A busca de pedras preciosas nas remotas e inóspitas regiões do Afeganistão onde estão as minas de rubis, esmeraldas e safiras, nunca parou apesar das guerras e da insegurança vividas pelo país.
"Os afegãos nunca deixaram a mineração das pedras preciosas, nem durante a invasão soviética nem durante a guerra de 2001 contra os talibãs", disse à agência EFE Vincent Pardieu, gemólogo e explorador oficial do Instituto Norte-Americano de Gemologia (GIA) em Bangcoc.
Desde 2006, Pardieu passou em cinco ocasiões temporadas nas principais minas do nordeste do Afeganistão com o objetivo de estudar a extração das pedras preciosas em áreas isoladas de difícil acesso e não isentas de riscos.
"Meu trabalho não é perigoso porque sempre planejo a viagem com amigos locais, embora às vezes temos que dirigir por caminhos muito estreitos de montanha e é preciso evitar as regiões com minas ou controladas pelos talibãs", explicou o gemólogo francês.
No Afeganistão a venda de explosivos empregados com regularidade em outros países para chegar até as pedras está proibida, por isso que os aldeões utilizam para este fim restos das bombas da época da invasão soviética e fertilizantes.
"Alguns dizem que as esmeraldas de Panshir são pequenas, não é isso, mas metade é destruída e a outra metade salta em pedaços pelos fortes explosivos", disse Pardieu, quem há 10 anos leva uma vida que evoca ao personagem fictício dos filmes da série Indiana Jones .
A maioria das minas de pedras preciosas, exploradas por famílias que muitas vezes também se dedicam à agricultura para poder sobreviver, estão encravadas em rochosas montanhas às quais só é possível chegar caminhando ou montado em um burro, animal muito apreciado no Afeganistão.
"As pedras não são um recurso estratégico, por isso que ninguém construiria uma estrada para chegar até elas como estão fazendo os chineses com a finalidade de chegar às minas de cobre que há no Afeganistão", afirmou Pardieu.

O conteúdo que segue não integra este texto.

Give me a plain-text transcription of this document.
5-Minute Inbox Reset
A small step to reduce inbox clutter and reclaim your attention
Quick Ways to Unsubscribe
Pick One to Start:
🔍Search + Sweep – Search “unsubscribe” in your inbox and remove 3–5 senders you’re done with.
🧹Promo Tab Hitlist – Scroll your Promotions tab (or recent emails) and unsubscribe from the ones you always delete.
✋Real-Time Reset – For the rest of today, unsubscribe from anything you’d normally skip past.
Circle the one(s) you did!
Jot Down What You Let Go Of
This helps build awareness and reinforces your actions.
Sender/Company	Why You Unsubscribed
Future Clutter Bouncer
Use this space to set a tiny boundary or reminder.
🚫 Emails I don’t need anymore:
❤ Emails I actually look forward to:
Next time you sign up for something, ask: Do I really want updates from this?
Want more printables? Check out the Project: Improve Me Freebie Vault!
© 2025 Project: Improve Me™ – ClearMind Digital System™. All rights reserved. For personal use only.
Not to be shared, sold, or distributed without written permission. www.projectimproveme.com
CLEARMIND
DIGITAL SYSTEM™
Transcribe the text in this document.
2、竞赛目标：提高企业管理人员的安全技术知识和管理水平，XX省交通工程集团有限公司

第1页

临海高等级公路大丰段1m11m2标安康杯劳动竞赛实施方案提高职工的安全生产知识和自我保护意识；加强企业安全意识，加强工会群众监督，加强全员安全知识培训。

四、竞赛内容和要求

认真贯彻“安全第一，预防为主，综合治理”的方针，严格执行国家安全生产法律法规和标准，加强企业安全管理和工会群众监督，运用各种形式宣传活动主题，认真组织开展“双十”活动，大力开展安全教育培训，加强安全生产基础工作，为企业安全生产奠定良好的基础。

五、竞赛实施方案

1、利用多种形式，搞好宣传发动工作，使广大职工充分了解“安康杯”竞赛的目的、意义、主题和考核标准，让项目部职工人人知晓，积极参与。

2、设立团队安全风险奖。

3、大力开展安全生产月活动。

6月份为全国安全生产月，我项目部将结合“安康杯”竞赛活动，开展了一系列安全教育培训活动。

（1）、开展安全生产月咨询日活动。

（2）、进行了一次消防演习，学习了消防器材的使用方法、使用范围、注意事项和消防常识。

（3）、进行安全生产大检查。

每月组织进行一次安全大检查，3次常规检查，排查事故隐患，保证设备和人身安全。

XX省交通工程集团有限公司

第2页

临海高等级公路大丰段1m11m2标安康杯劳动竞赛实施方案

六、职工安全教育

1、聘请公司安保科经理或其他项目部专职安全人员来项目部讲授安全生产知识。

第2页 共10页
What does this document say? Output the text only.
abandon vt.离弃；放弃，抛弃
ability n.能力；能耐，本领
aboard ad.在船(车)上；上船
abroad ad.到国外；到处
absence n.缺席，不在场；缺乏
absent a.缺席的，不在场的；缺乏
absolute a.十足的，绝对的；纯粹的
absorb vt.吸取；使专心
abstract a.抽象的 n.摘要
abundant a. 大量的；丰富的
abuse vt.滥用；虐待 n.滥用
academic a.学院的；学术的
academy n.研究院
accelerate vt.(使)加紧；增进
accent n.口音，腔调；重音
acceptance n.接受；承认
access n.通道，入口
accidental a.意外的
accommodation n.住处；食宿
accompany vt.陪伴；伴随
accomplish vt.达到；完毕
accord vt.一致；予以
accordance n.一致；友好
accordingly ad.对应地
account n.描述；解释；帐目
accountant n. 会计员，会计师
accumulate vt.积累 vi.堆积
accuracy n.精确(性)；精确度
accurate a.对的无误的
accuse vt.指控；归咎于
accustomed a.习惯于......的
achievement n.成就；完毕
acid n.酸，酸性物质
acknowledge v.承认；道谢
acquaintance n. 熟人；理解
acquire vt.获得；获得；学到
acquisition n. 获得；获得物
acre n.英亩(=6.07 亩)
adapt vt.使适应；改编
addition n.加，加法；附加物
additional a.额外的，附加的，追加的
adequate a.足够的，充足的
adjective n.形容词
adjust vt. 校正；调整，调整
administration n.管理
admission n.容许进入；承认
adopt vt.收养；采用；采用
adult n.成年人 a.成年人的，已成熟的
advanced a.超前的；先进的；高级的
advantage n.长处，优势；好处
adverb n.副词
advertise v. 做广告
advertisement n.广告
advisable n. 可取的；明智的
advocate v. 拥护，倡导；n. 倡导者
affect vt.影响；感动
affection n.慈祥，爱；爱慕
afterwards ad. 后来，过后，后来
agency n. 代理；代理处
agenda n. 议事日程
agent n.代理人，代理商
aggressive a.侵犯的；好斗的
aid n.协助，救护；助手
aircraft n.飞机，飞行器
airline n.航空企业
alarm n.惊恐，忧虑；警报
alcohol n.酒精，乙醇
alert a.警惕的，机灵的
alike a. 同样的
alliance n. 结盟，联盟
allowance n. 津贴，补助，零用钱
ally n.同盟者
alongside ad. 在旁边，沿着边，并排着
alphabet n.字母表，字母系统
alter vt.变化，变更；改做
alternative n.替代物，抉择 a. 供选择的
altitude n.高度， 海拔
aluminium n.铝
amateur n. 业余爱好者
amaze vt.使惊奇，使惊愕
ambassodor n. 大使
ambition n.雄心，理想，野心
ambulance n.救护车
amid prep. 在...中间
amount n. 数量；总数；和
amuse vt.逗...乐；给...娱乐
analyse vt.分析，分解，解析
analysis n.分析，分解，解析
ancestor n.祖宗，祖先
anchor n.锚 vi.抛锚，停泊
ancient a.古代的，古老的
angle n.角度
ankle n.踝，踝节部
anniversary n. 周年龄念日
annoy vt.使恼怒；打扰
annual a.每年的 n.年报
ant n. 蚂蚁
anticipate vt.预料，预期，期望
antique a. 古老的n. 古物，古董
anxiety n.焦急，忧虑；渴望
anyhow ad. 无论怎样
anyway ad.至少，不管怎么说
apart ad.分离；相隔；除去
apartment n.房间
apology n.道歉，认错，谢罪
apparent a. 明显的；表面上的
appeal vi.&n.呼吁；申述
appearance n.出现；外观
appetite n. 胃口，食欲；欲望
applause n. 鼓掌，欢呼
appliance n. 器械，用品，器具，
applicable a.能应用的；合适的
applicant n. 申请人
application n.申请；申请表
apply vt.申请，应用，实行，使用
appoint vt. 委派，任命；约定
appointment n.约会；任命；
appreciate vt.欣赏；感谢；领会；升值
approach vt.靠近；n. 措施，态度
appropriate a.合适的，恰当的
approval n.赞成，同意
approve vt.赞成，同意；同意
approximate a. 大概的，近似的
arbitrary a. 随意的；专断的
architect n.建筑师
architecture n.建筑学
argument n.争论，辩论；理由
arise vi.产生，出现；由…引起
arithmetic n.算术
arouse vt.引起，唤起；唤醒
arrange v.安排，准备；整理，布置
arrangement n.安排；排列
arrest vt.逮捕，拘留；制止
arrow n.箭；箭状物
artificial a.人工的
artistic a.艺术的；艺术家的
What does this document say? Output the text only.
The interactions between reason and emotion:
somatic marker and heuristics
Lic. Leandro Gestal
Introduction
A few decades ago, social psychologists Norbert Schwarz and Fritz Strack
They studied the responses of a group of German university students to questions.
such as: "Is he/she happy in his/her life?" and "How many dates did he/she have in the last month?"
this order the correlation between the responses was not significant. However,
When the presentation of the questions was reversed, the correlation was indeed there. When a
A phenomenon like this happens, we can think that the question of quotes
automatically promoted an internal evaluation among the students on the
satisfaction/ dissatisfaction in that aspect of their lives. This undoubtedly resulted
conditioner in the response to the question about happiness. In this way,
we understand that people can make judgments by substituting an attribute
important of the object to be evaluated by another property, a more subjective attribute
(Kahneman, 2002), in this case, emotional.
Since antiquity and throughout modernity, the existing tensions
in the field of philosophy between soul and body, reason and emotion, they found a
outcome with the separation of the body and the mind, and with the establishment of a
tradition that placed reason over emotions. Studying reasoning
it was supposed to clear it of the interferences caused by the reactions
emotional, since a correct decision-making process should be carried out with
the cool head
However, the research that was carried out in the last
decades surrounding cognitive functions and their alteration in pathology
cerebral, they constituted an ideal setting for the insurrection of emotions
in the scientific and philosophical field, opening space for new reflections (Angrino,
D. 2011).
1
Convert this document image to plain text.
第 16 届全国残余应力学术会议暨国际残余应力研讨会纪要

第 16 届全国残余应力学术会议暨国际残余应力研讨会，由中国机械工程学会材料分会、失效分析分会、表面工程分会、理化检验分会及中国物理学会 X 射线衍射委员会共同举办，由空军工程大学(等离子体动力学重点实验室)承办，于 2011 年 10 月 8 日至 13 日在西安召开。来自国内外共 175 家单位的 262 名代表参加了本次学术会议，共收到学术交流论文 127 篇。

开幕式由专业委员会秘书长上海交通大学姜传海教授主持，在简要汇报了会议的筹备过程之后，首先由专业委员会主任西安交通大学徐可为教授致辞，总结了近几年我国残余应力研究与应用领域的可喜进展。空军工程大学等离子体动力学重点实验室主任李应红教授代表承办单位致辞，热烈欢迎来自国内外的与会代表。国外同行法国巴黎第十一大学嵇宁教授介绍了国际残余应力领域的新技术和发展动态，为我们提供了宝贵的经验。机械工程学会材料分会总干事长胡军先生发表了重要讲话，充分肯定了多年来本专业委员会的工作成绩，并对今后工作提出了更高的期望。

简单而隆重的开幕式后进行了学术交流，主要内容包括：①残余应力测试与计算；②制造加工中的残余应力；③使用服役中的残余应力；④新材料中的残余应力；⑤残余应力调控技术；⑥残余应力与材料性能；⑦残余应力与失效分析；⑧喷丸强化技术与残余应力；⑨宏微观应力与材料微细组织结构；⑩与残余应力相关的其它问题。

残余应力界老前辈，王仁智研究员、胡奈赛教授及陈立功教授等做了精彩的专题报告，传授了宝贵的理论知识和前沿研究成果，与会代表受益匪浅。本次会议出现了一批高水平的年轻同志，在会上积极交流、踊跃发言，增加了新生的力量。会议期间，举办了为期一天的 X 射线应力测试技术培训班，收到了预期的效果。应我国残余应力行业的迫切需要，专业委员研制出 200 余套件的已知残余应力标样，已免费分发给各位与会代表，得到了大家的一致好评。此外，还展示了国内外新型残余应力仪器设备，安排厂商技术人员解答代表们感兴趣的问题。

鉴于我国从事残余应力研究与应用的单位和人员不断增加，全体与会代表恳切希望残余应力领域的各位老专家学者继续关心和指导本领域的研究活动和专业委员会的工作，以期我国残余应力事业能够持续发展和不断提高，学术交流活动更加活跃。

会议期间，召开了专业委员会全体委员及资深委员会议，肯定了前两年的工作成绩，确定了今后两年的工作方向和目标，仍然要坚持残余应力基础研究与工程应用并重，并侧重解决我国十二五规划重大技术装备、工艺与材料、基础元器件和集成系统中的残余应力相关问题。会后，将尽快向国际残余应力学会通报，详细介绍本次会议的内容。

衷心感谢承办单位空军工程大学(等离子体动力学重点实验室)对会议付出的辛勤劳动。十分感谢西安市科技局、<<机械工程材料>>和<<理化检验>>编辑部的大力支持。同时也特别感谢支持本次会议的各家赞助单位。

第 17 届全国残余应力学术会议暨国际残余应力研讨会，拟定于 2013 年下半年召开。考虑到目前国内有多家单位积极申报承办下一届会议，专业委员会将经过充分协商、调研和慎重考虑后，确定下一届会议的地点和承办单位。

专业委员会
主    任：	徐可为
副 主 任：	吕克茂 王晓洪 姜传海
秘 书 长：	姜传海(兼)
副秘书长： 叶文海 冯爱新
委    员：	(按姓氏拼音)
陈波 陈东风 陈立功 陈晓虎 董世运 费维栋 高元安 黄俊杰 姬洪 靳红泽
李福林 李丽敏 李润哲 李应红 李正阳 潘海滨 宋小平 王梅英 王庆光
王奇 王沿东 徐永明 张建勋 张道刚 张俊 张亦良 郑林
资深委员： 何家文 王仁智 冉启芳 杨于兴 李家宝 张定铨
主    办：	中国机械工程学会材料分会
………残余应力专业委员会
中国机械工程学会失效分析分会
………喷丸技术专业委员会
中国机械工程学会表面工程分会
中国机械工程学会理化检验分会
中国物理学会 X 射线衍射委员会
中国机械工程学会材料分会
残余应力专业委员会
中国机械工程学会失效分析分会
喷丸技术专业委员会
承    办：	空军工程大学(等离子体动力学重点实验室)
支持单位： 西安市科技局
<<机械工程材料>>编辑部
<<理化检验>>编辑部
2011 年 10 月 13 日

Vestido com o gorro e as roupas folgadas afegãs e com grande barba, o francês chegou até as minas de esmeraldas no vale do Panshir, de rubis em Jegdalek e nas recentemente descobertas minas de safiras azuis nas milenárias explorações do vale de Kokcha.
Esta profissão de procurador e especialista em pedras lhe levou até as mais variadas situações de minas em países como Tailândia, Camboja, Vietnã, Paquistão, Tadjiquistão, Sri Lanka, África do Sul, Quênia, Tanzânia, Moçambique e Madagascar.
Seu trabalho consiste em explorar e catalogar as minas para que os especialistas dos laboratórios do GIA possam certificar a origem das pedras e certificar sua procedência.
Não há números oficiais, mas o gemólogo calcula que há cerca de 3 mil pessoas dedicadas à exploração artesanal das minas de pedras preciosas afegãs, uma atividade que lhes permite melhorar a renda obtida com a agricultura e o pastoreio.
"Com o maior rubi, talvez de 200 quilates, podem ganhar cerca de US$ 100 mil, com os quais podem comprar um trator, embora isto só aconteça com um ou dois mineradores", diz o especialista.
Os mais fiéis clientes dos mineradores afegãos são os soldados das bases americanas, onde são organizados bazares com assiduidade, embora a maior parte das pedras seja polida e vendida no Paquistão, nos países da Europa e nos Estados Unidos.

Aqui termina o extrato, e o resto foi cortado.